The Guatemalan government announced Friday that it will ask the United States for an FBI team of experts to help recapture the leaders of the Barrio 18 gang who escaped from a prison. Last week, the government revealed the escape of 20 members of Barrio 18—designated a “terrorist” organization by both countries—from Fraijanes II prison near the capital.
“One of my first actions as minister will be to request today the collaboration of the United States government to deploy an FBI team specialized in gangs and fugitives, to assist us in the search for the 16 escaped gang members,” said the new security chief, Marco Antonio Villeda.
“We need all possible help. The FBI has the capability and the willingness to come and work with us to capture these people as soon as possible and get them off the streets,” Villeda insisted at a press conference alongside President Bernardo Arévalo.
The United States called the escape “unacceptable,” prompting Arévalo to remove the security leadership. Villeda, a career judge, took office as Minister of the Interior on Friday after the dismissal of his predecessor, Francisco Jiménez.
On Tuesday, Guatemala’s Congress declared gangs to be “terrorist” organizations and increased prison sentences for their members. So far, only four of the 20 inmates have been recaptured, and it is still unknown when and how they escaped.
We need to capture them
Villeda said that before taking office he met “with authorities from different U.S. agencies” to address the crisis and that he will also reach out to international organizations. The United States designated the Barrio 18 gang a “terrorist” organization in September, months after doing the same with its rival, Mara Salvatrucha.
Both gangs are responsible for the violence in the country and extort shopkeepers and passenger transport businesses. Villeda highlighted that he spent more than 30 years as a judge “enforcing the law and confronting the reality of the criminal world.”
Guatemala’s security forces have the capacity to recapture the fugitives, but the process would be slow and the public is demanding short-term results, he said. “We need to capture these people as soon as possible and, in that sense, the more help we have, the better,” he emphasized.
It will solve nothing
President Arévalo acknowledged the new minister’s judicial track record, a role in which he had to “face gangs, organized crime, and the fight against corruption.” However, many Guatemalans view the government’s promises of an effective crackdown on gangs with skepticism.
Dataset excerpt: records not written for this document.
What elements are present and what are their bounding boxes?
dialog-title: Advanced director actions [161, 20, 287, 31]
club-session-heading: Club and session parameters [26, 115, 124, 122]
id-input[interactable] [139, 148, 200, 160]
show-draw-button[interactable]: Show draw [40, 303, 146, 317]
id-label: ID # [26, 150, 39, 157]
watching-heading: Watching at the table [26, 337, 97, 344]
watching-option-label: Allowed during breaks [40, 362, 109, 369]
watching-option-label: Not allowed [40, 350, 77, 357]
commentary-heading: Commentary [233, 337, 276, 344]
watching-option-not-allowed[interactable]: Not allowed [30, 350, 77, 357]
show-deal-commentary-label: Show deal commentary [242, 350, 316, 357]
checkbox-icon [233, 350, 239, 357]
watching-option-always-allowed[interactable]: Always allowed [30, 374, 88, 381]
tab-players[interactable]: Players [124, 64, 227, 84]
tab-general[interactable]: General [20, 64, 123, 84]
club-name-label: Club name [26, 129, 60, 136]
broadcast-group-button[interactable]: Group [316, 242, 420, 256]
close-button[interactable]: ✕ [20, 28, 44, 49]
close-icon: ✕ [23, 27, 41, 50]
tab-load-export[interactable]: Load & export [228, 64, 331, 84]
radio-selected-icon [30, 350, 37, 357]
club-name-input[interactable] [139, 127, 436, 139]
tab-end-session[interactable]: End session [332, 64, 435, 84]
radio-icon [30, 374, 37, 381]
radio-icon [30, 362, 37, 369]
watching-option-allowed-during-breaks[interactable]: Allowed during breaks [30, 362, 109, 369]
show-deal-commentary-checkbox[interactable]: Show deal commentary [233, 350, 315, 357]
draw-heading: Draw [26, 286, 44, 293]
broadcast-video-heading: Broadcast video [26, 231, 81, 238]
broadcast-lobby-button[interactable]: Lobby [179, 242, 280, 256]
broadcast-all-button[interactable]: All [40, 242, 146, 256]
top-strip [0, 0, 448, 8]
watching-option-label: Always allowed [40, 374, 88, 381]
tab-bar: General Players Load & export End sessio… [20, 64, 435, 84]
“Unfortunately, the new minister won’t solve anything. Everything is corrupt, and laws are useless if they aren’t enforced, nor are new prisons if inmates can escape without problems,” university student Francisco Orantes said.
New prison
To quiet criticism, Villeda said the “first priority is to take control of and overhaul our penitentiary system,” and he noted he will assess changes in the police leadership.
He also said the ministry will work “with intelligence to completely isolate maximum-security inmates, block their outside contacts, and thus reduce the influence of organized crime and lower offenses,” especially extortion.
The minister added that he will seek to speed up construction of a new maximum-security prison to house gang members.